À l’instar de Womb of Lilithu sorti il y a onze ans déjà, In the Twilight Grey affirme d’emblée tout ce qui l’oppose à la discographie (riche, et ô combien qualitative) de Necrophobic. Si l’album précédent, Dawn Of The Damned, bénéficiait d’une intro (« Aphelion ») inspirée, caractéristique d’une atmosphère quasi sacrée, le premier morceau ici baptisé « Grace of the Past » délaisse, quant à lui, toute fioriture. Aussi aimable qu’une porte de goulag en Sibérie, ce titre envoie néanmoins du lourd. La puissance du jeu, au-delà de la simple brutalité, demeure un savoureux mélange de black et de death metal d’obédience scandinave, toujours mélodique. Le son signature des Suédois est pourtant bien présent, et ce, pour le plus grand bonheur des fans du genre, comme sur le très bon Mark Of The Necrogram pour lequel nous nous étions alors entretenus avec l’un de ses guitaristes, Sebastien Ramstedt, en 2018. Plus froid et incisif, In the Twilight Grey déroge à l’ambiance horrifique typique du groupe de Stockholm. Toutefois, nos cinq Scandinaves, tels les cinq branches d’un pentacle en feu et forts de leur réputation sur la scène musicale extrême, saupoudrent avec parcimonie un peu de leur savoir-faire légendaire, ce sur quoi, les appels démoniaques de « Clavis Inferni » ne sont pas sans rappeler la patte artistique d’antan, made in Necrophobic.

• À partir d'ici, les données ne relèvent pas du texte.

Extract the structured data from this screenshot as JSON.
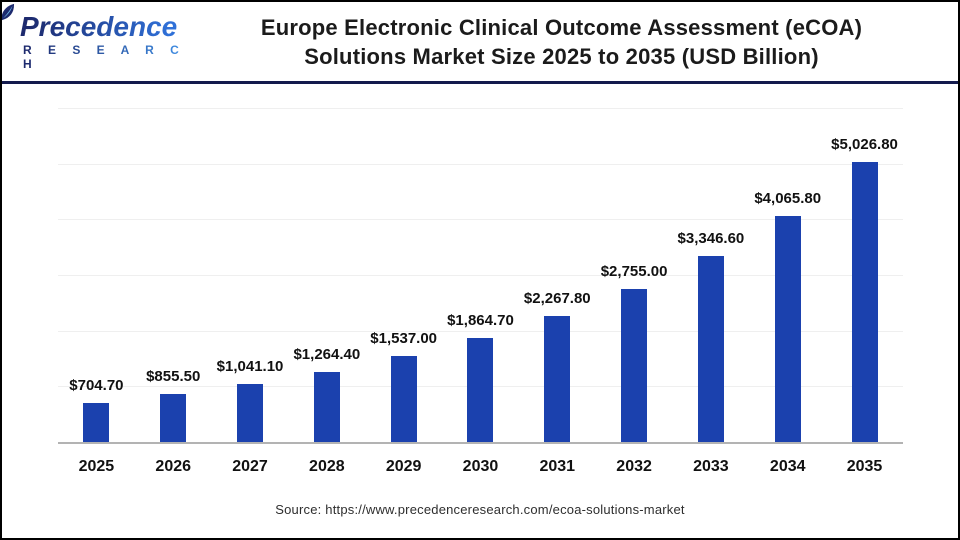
{
  "header": {
    "logo": {
      "brand": "Precedence",
      "sub": "R E S E A R C H",
      "icon": "leaf-icon",
      "gradient_start": "#1d2a6e",
      "gradient_end": "#2f70d8"
    },
    "title_line1": "Europe Electronic Clinical Outcome Assessment (eCOA)",
    "title_line2": "Solutions Market Size 2025 to 2035 (USD Billion)"
  },
  "chart_data": {
    "type": "bar",
    "title": "Europe Electronic Clinical Outcome Assessment (eCOA) Solutions Market Size 2025 to 2035 (USD Billion)",
    "categories": [
      "2025",
      "2026",
      "2027",
      "2028",
      "2029",
      "2030",
      "2031",
      "2032",
      "2033",
      "2034",
      "2035"
    ],
    "values": [
      704.7,
      855.5,
      1041.1,
      1264.4,
      1537.0,
      1864.7,
      2267.8,
      2755.0,
      3346.6,
      4065.8,
      5026.8
    ],
    "value_labels": [
      "$704.70",
      "$855.50",
      "$1,041.10",
      "$1,264.40",
      "$1,537.00",
      "$1,864.70",
      "$2,267.80",
      "$2,755.00",
      "$3,346.60",
      "$4,065.80",
      "$5,026.80"
    ],
    "unit": "USD Billion",
    "xlabel": "",
    "ylabel": "",
    "ylim": [
      0,
      6000
    ],
    "gridline_count": 6,
    "grid": "on",
    "legend": "none",
    "bar_color": "#1b41ae",
    "baseline_color": "#b3b3b3",
    "gridline_color": "#efefef"
  },
  "footer": {
    "source": "Source: https://www.precedenceresearch.com/ecoa-solutions-market"
  }
}
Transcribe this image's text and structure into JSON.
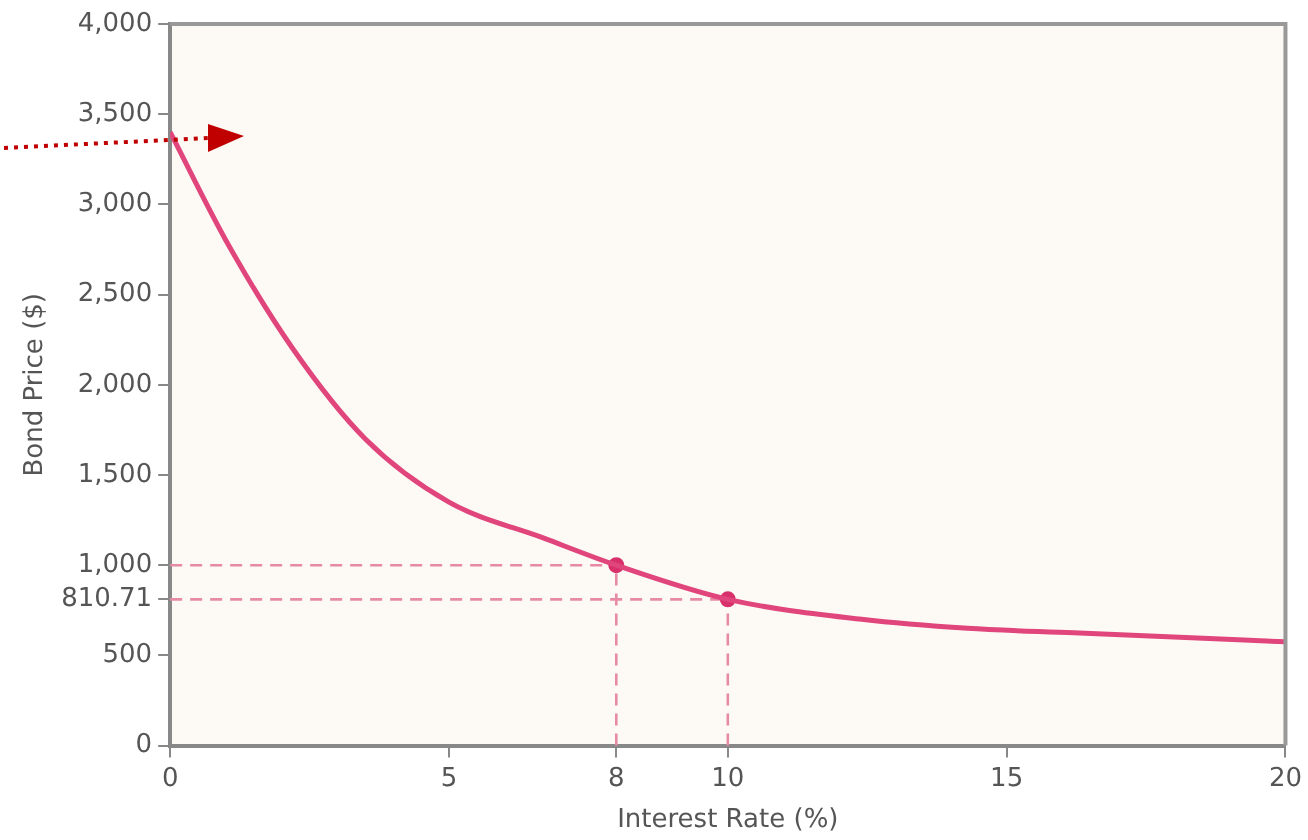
{
  "chart_data": {
    "type": "line",
    "xlabel": "Interest Rate (%)",
    "ylabel": "Bond Price ($)",
    "series": [
      {
        "color": "#e0457b",
        "x": [
          0,
          1,
          2.2,
          3.5,
          5,
          6.7,
          8,
          10,
          12.4,
          14.3,
          16.2,
          18.1,
          20
        ],
        "values": [
          3400,
          2800,
          2200,
          1700,
          1350,
          1150,
          1000,
          810.71,
          700,
          650,
          625,
          600,
          575
        ],
        "marker": "none"
      },
      {
        "type": "scatter",
        "color": "#d8306a",
        "x": [
          8,
          10
        ],
        "values": [
          1000,
          810.71
        ],
        "marker": "circle"
      }
    ],
    "xlim": [
      0,
      20
    ],
    "xticks": [
      0,
      5,
      8,
      10,
      15,
      20
    ],
    "ylim": [
      0,
      4000
    ],
    "yticks": [
      0,
      500,
      810.71,
      {
        "value": 1000,
        "label": "1,000"
      },
      {
        "value": 1500,
        "label": "1,500"
      },
      {
        "value": 2000,
        "label": "2,000"
      },
      {
        "value": 2500,
        "label": "2,500"
      },
      {
        "value": 3000,
        "label": "3,000"
      },
      {
        "value": 3500,
        "label": "3,500"
      },
      {
        "value": 4000,
        "label": "4,000"
      }
    ],
    "ref_lines": [
      {
        "axis": "y",
        "value": 1000,
        "color": "#e68aa5",
        "line_style": "dashed"
      },
      {
        "axis": "y",
        "value": 810.71,
        "color": "#e68aa5",
        "line_style": "dashed"
      },
      {
        "axis": "x",
        "value": 8,
        "color": "#e68aa5",
        "line_style": "dashed"
      },
      {
        "axis": "x",
        "value": 10,
        "color": "#e68aa5",
        "line_style": "dashed"
      }
    ],
    "grid": false,
    "legend": false
  }
}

Ce nouvel opus emprunte donc de nombreux chemins de traverse alternant sans cesse avec douceur et brutalité extrême. Malgré un rythme toujours aussi effréné, le quintet démoniaque sait être rapide et efficace tout en prenant son temps, et c’est en cela que réside sa force. Preuve d’un réel travail de composition, le petit interlude délicat sur « Stormcrow » vient rompre le rythme tendu du morceau en laissant place à une seconde partie beaucoup plus mélodieuse. Au service du malin et de ses plus noirs desseins, le burinage dantesque classique des musiciens ne fait pas faux bon ici à ce nouvel album. Les guitares mélodiques sur un fond de blasts beat macabres octroient une ambiance lugubre particulière et continuent de forger le son caractéristique du black/death suédois.

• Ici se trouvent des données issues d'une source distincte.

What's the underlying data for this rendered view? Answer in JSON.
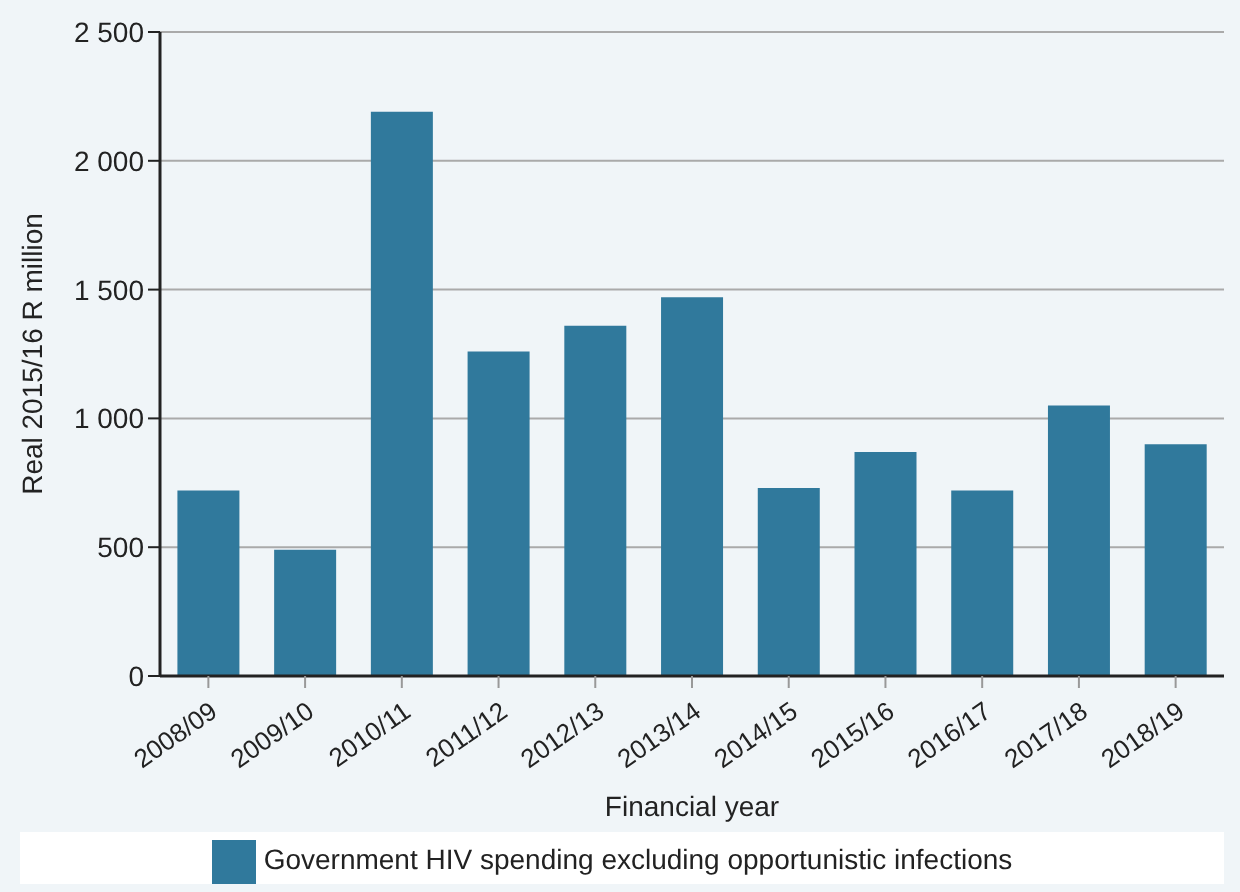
{
  "chart_data": {
    "type": "bar",
    "xlabel": "Financial year",
    "ylabel": "Real 2015/16 R million",
    "categories": [
      "2008/09",
      "2009/10",
      "2010/11",
      "2011/12",
      "2012/13",
      "2013/14",
      "2014/15",
      "2015/16",
      "2016/17",
      "2017/18",
      "2018/19"
    ],
    "series": [
      {
        "name": "Government HIV spending excluding opportunistic infections",
        "color": "#30799c",
        "values": [
          720,
          490,
          2190,
          1260,
          1360,
          1470,
          730,
          870,
          720,
          1050,
          900
        ]
      }
    ],
    "ylim": [
      0,
      2500
    ],
    "yticks": [
      0,
      500,
      {
        "value": 1000,
        "label": "1 000"
      },
      {
        "value": 1500,
        "label": "1 500"
      },
      {
        "value": 2000,
        "label": "2 000"
      },
      {
        "value": 2500,
        "label": "2 500"
      }
    ],
    "grid": "y",
    "legend": "bottom"
  }
}
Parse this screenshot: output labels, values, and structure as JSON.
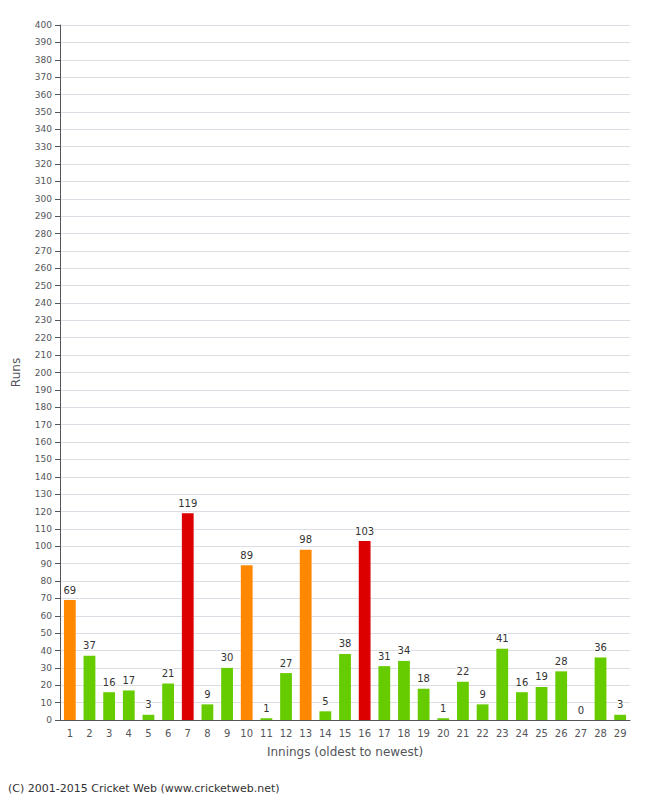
{
  "chart_data": {
    "type": "bar",
    "xlabel": "Innings (oldest to newest)",
    "ylabel": "Runs",
    "categories": [
      "1",
      "2",
      "3",
      "4",
      "5",
      "6",
      "7",
      "8",
      "9",
      "10",
      "11",
      "12",
      "13",
      "14",
      "15",
      "16",
      "17",
      "18",
      "19",
      "20",
      "21",
      "22",
      "23",
      "24",
      "25",
      "26",
      "27",
      "28",
      "29"
    ],
    "values": [
      69,
      37,
      16,
      17,
      3,
      21,
      119,
      9,
      30,
      89,
      1,
      27,
      98,
      5,
      38,
      103,
      31,
      34,
      18,
      1,
      22,
      9,
      41,
      16,
      19,
      28,
      0,
      36,
      3
    ],
    "colors": [
      "#ff8800",
      "#66cc00",
      "#66cc00",
      "#66cc00",
      "#66cc00",
      "#66cc00",
      "#dd0000",
      "#66cc00",
      "#66cc00",
      "#ff8800",
      "#66cc00",
      "#66cc00",
      "#ff8800",
      "#66cc00",
      "#66cc00",
      "#dd0000",
      "#66cc00",
      "#66cc00",
      "#66cc00",
      "#66cc00",
      "#66cc00",
      "#66cc00",
      "#66cc00",
      "#66cc00",
      "#66cc00",
      "#66cc00",
      "#66cc00",
      "#66cc00",
      "#66cc00"
    ],
    "ylim": [
      0,
      400
    ],
    "yticks": [
      0,
      10,
      20,
      30,
      40,
      50,
      60,
      70,
      80,
      90,
      100,
      110,
      120,
      130,
      140,
      150,
      160,
      170,
      180,
      190,
      200,
      210,
      220,
      230,
      240,
      250,
      260,
      270,
      280,
      290,
      300,
      310,
      320,
      330,
      340,
      350,
      360,
      370,
      380,
      390,
      400
    ],
    "grid": true,
    "data_labels": true,
    "annotations": [
      "(C) 2001-2015 Cricket Web (www.cricketweb.net)"
    ]
  }
}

« Shadows of the Brightest Night » est le parfait exemple de cette effusion de sons entre rires démoniaques, une batterie assénant des coups de marteau signée du seul membre du line-up originel Joakim Sterner, et un riff de guitare enivrant de Sebastian Ramstedt, revenu dans le giron en 2016. Difficile de résister donc aux charmes de l’occulte et de ses plus grands gourous. Le voyage initiatique vers l’obscure lumière de l’occultisme atteint son apothéose à l’appel quasi tribal du grand sorcier Anders Strokirk sur « Nordanvind ». Toutes les bonnes choses possèdent cependant une fin, et c’est sur une conclusion instrumentale des plus étranges que Necrophobic nous abandonne. « Ascension » nous laisse face à un champ de bataille désert et encore fumant. Cette fin, si bonne et si douce, comme un goût qui nous donne l’eau à la bouche, nous met face à l’indicible, le profond, la torpeur, le désarroi, la douceur de la mort. Preuve de leur confiance en leur musique, les membres de la horde scandinave semblent s’élever par leur jeu musical et s’offrent à eux-mêmes autant qu’ils donnent à leur public. Froid, glacial mais aussi limpide que du cristal, ce dixième album audacieux est à l’image d’un monochrome de Malevitch, enneigé mais d’une couleur intense. [Louise Guillon]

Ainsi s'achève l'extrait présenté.